The three components are nevertheless not found in every word. There are words which are reduced to an ideogram or which are only composed of phonograms. On the other hand, a determinative never exists by itself. All the tool words - pronouns, determinants, etc. - are for example only written with phonograms.

During the Old Kingdom, the oldest period, around 1,100 signs were used. In the Middle Kingdom, the ‘classical’ period of literature and language, there were still less, around 800 to 850. During the Late Period (in other words the Greco-Roman era), in certain types of text, above all in inscriptions on the walls of temples, learned scribes invented new signs, using a method that in some small way brings to mind cabalistic or esoteric speculations. In this way the number of signs was multiplied by five or six. Depending on the temples, between 3,500 and 6,000 signs have been listed. But they consisted of a play on writing that only functioned in the world of learning.

Two types of writing were employed in parallel:

Hieroglyphic writing, whose functioning we described earlier, and which we find on the temple walls and in tombs. This is the writing everybody ‘knows’. It is a monumental form of writing which is engraved into stone, even if painted examples exist, notably within tombs. However, etymologically, ‘hieroglyph’ means: the engraving of sacred characters.

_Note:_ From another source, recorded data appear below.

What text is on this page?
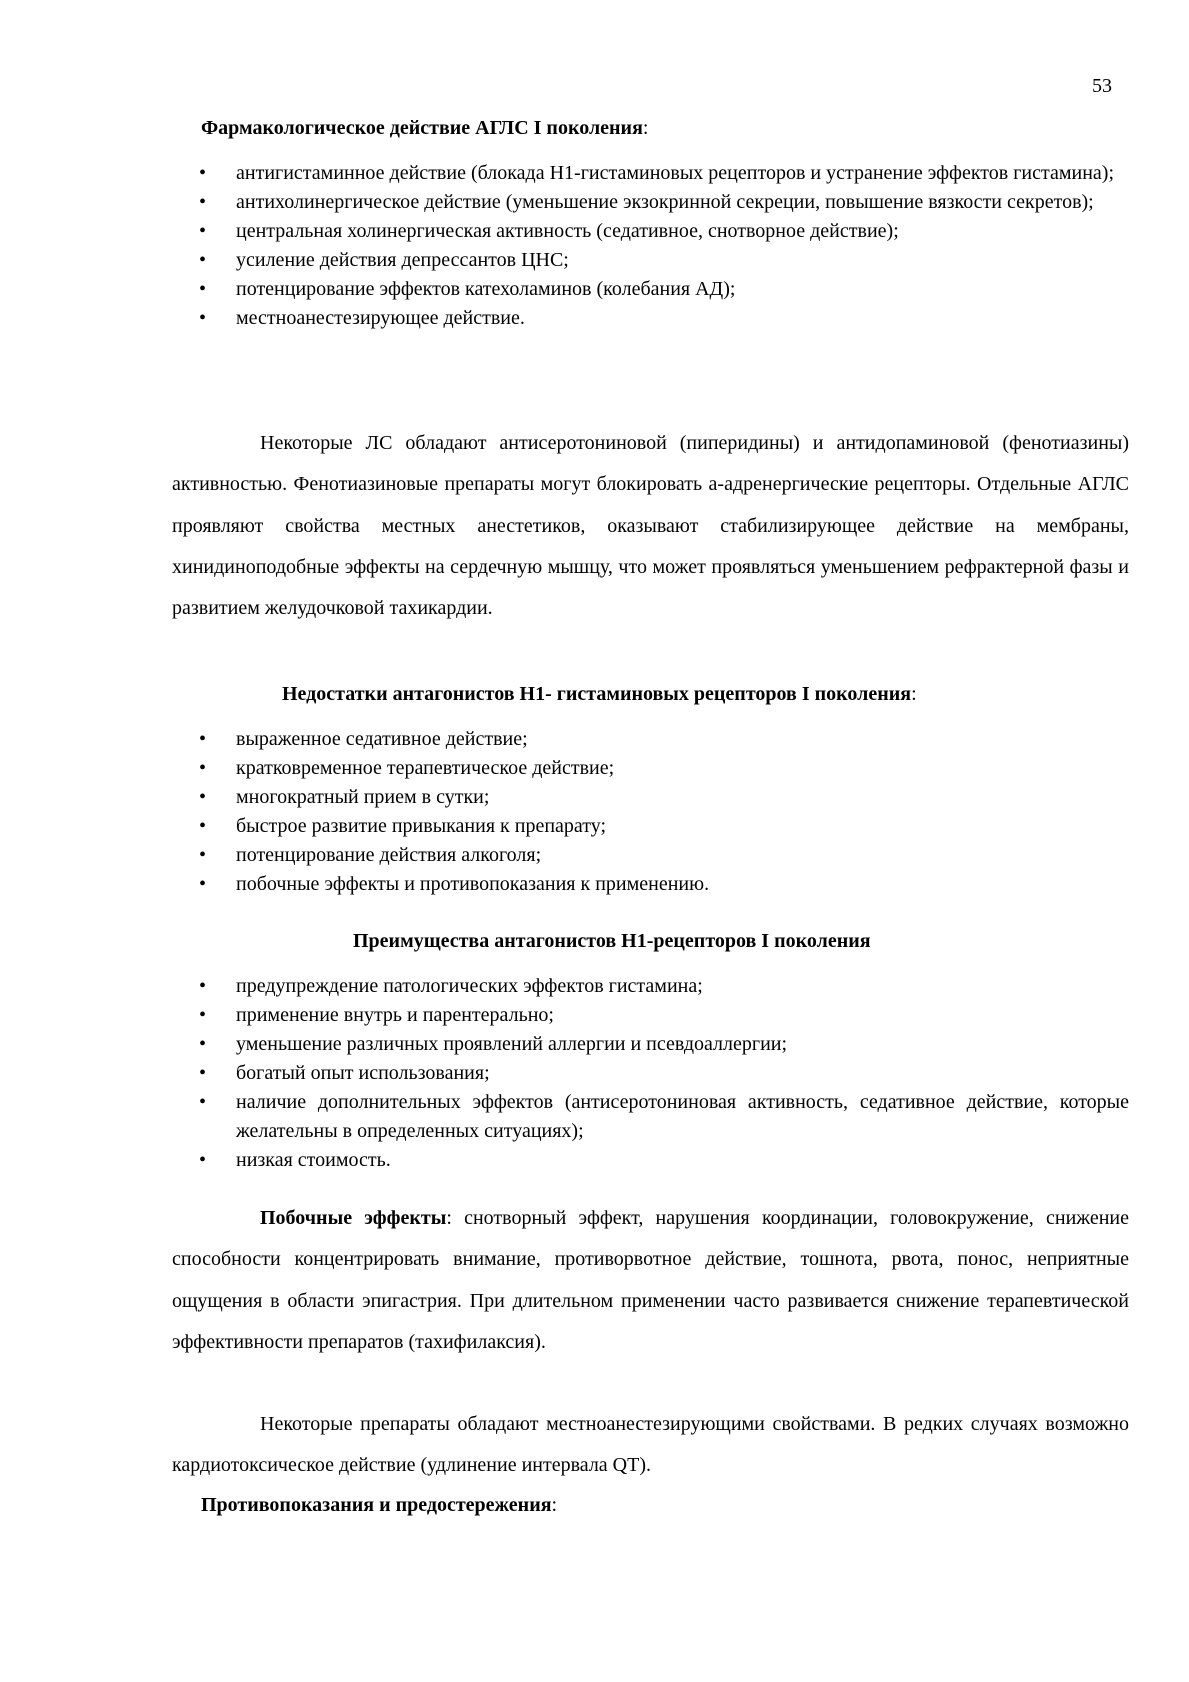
53
Фармакологическое действие АГЛС I поколения:
• антигистаминное действие (блокада Н1-гистаминовых рецепторов и устранение эффектов гистамина);
• антихолинергическое действие (уменьшение экзокринной секреции, повышение вязкости секретов);
• центральная холинергическая активность (седативное, снотворное действие);
• усиление действия депрессантов ЦНС;
• потенцирование эффектов катехоламинов (колебания АД);
• местноанестезирующее действие.

Некоторые ЛС обладают антисеротониновой (пиперидины) и антидопаминовой (фенотиазины) активностью. Фенотиазиновые препараты могут блокировать а-адренергические рецепторы. Отдельные АГЛС проявляют свойства местных анестетиков, оказывают стабилизирующее действие на мембраны, хинидиноподобные эффекты на сердечную мышцу, что может проявляться уменьшением рефрактерной фазы и развитием желудочковой тахикардии.

Недостатки антагонистов Н1- гистаминовых рецепторов I поколения:
• выраженное седативное действие;
• кратковременное терапевтическое действие;
• многократный прием в сутки;
• быстрое развитие привыкания к препарату;
• потенцирование действия алкоголя;
• побочные эффекты и противопоказания к применению.
Преимущества антагонистов Н1-рецепторов I поколения
• предупреждение патологических эффектов гистамина;
• применение внутрь и парентерально;
• уменьшение различных проявлений аллергии и псевдоаллергии;
• богатый опыт использования;
• наличие дополнительных эффектов (антисеротониновая активность, седативное действие, которые желательны в определенных ситуациях);
• низкая стоимость.

Побочные эффекты: снотворный эффект, нарушения координации, головокружение, снижение способности концентрировать внимание, противорвотное действие, тошнота, рвота, понос, неприятные ощущения в области эпигастрия. При длительном применении часто развивается снижение терапевтической эффективности препаратов (тахифилаксия).

Некоторые препараты обладают местноанестезирующими свойствами. В редких случаях возможно кардиотоксическое действие (удлинение интервала QT).

Противопоказания и предостережения:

Next to that, and since the beginning, is hieratic writing, which is cursive and written with ink and brush. It is that which is found on papyrus. It is a simplified writing. We no longer have the possibility of knowing at once what a sign represents, as is the case for the hieroglyphs. It is in effect necessary to write rapidly. It gave birth, in the Late Period, to what is known as demotic writing, which is a still further simplification of hieratic writing.

hieroglyphic hieratic


Finally, one last element: the reading direction. To determine which is the right one ‘you have to go and meet the characters’. The direction can thus be reversed, within a line or within a column. There exist thus four possible reading directions. But the direction is always indicated by the orientation of the signs. For example the sign here dessin gives the direction: you always have to go and meet the characters.

Sens écriture


The language: spoken or ritualised

Egyptian evolutionThe ancient Egyptian language has been attested to for around 3,000 years. Over this period it had obviously changed. We can distinguish two great phases:

Egyptian I which is divided into Old Egyptian and Middle Egyptian. The first corresponds to the Old Kingdom (2700-2190 BCE), in other words the period when the great pyramids were built; the second corresponds to the Middle Kingdom (2060-1785 BCE).

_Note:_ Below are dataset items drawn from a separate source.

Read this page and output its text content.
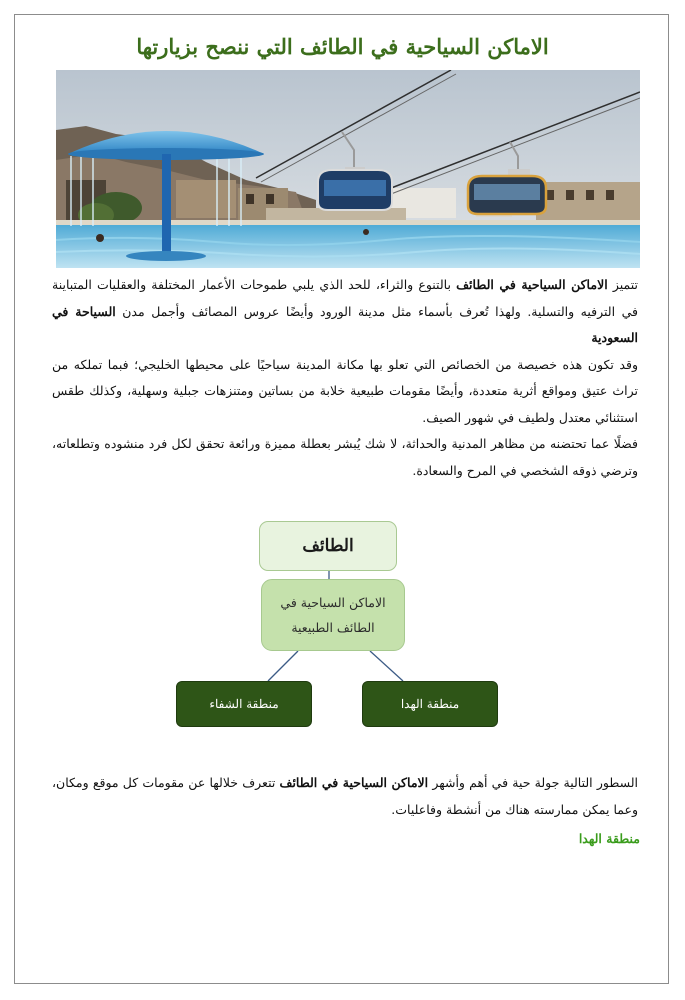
الاماكن السياحية في الطائف التي ننصح بزيارتها

تتميز الاماكن السياحية في الطائف بالتنوع والثراء، للحد الذي يلبي طموحات الأعمار المختلفة والعقليات المتباينة في الترفيه والتسلية. ولهذا تُعرف بأسماء مثل مدينة الورود وأيضًا عروس المصائف وأجمل مدن السياحة في السعودية

وقد تكون هذه خصيصة من الخصائص التي تعلو بها مكانة المدينة سياحيًا على محيطها الخليجي؛ فبما تملكه من تراث عتيق ومواقع أثرية متعددة، وأيضًا مقومات طبيعية خلابة من بساتين ومتنزهات جبلية وسهلية، وكذلك طقس استثنائي معتدل ولطيف في شهور الصيف.

فضلًا عما تحتضنه من مظاهر المدنية والحداثة، لا شك يُبشر بعطلة مميزة ورائعة تحقق لكل فرد منشوده وتطلعاته، وترضي ذوقه الشخصي في المرح والسعادة.

الطائف
الاماكن السياحية في الطائف الطبيعية
منطقة الشفاء	منطقة الهدا

السطور التالية جولة حية في أهم وأشهر الاماكن السياحية في الطائف تتعرف خلالها عن مقومات كل موقع ومكان، وعما يمكن ممارسته هناك من أنشطة وفاعليات.

منطقة الهدا
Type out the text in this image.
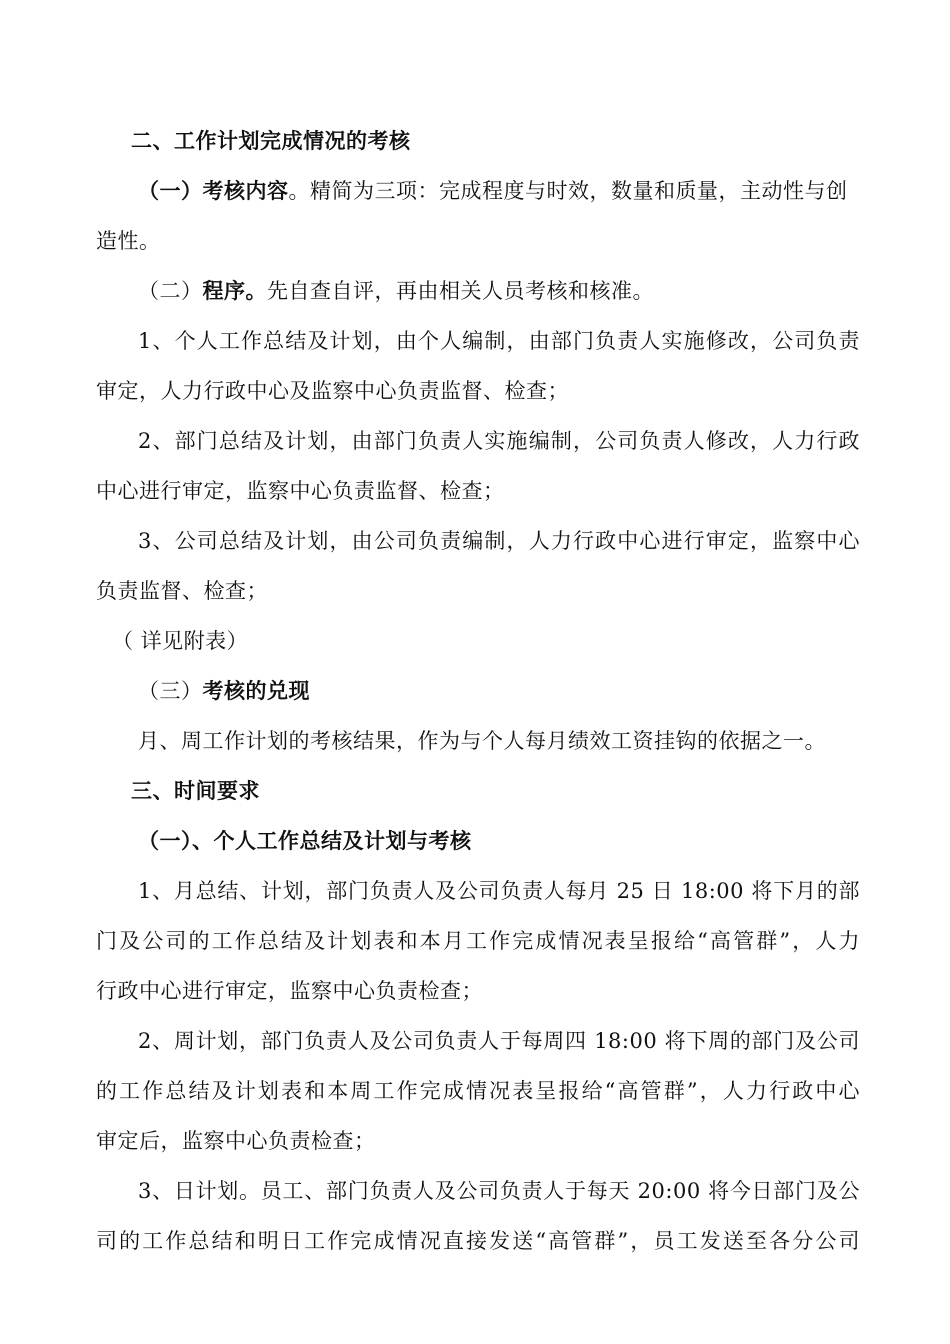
二、工作计划完成情况的考核
（一）考核内容。精简为三项：完成程度与时效，数量和质量，主动性与创
造性。
（二）程序。先自查自评，再由相关人员考核和核准。
1、个人工作总结及计划，由个人编制，由部门负责人实施修改，公司负责
审定，人力行政中心及监察中心负责监督、检查；
2、部门总结及计划，由部门负责人实施编制，公司负责人修改，人力行政
中心进行审定，监察中心负责监督、检查；
3、公司总结及计划，由公司负责编制，人力行政中心进行审定，监察中心
负责监督、检查；
（ 详见附表）
（三）考核的兑现
月、周工作计划的考核结果，作为与个人每月绩效工资挂钩的依据之一。
三、时间要求
（一）、个人工作总结及计划与考核
1、月总结、计划，部门负责人及公司负责人每月 25 日 18:00 将下月的部
门及公司的工作总结及计划表和本月工作完成情况表呈报给“高管群”，人力
行政中心进行审定，监察中心负责检查；
2、周计划，部门负责人及公司负责人于每周四 18:00 将下周的部门及公司
的工作总结及计划表和本周工作完成情况表呈报给“高管群”，人力行政中心
审定后，监察中心负责检查；
3、日计划。员工、部门负责人及公司负责人于每天 20:00 将今日部门及公
司的工作总结和明日工作完成情况直接发送“高管群”，员工发送至各分公司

Egyptian II which is divided into Late Egyptian (which corresponds to the New Kingdom and the Third Intermediate Period, in other words from the 18th to the 25th dynasty, or around 1550 to 750 before the common era), demotic (Late Period and Greco-Roman times) and Coptic (3rd century AD).

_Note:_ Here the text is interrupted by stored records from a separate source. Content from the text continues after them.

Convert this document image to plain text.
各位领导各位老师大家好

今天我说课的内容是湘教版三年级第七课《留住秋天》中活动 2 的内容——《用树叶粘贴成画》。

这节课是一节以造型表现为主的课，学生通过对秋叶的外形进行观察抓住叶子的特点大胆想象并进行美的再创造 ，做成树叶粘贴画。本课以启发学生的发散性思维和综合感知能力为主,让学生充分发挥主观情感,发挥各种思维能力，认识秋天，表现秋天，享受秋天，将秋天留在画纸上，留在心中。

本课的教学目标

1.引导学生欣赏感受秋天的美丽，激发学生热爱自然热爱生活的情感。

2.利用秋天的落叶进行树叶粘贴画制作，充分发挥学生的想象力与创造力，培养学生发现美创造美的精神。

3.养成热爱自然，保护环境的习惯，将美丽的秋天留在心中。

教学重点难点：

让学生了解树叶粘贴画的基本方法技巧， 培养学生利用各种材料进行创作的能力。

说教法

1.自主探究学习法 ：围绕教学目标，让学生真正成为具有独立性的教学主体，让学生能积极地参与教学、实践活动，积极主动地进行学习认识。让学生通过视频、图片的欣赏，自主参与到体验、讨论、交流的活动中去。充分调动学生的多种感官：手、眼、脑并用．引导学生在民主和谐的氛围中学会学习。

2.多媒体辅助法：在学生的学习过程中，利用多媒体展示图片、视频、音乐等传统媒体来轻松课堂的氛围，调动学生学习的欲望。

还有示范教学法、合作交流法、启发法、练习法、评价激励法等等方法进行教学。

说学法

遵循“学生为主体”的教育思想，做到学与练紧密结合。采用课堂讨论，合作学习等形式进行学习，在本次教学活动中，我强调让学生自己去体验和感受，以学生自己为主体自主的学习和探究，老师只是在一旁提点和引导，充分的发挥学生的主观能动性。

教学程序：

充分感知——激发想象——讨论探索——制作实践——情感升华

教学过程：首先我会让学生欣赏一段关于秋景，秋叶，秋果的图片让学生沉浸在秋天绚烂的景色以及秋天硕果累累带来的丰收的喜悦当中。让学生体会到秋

But in effect two languages exist for each period: the spoken language and the ‘ritualised’ language. At the beginning the two coincided: Old Egyptian is the same whether spoken or ritualised. The two languages diverged from the Middle Egyptian period onwards: the ritualised language is now known as classical Egyptian. The difference between middle Egyptian and classical Egyptian is not great, it’s more a question of register, in much the same way that our spoken language is not the same as our written language. As for classical Egyptian, it gave birth to traditional Egyptian. This time, it’s no longer just a question of differences in register: traditional Egyptian is a different language than the spoken language, used everyday. It is reserved for the most ritualised texts, and thus to religious literature. It has a similar status to that of Latin in the post Roman empire period, a frozen or fixed language, reserved for some uses, for example in the church, or in certain institutions, such as the university. It is a language which is no longer understood by most people.

The Ramsès programme focuses on Late Egyptian, as recorded in texts in hieroglyphic or hieratic scripts, but only on ‘everyday’ language and not on ritualised language, the language of tradition.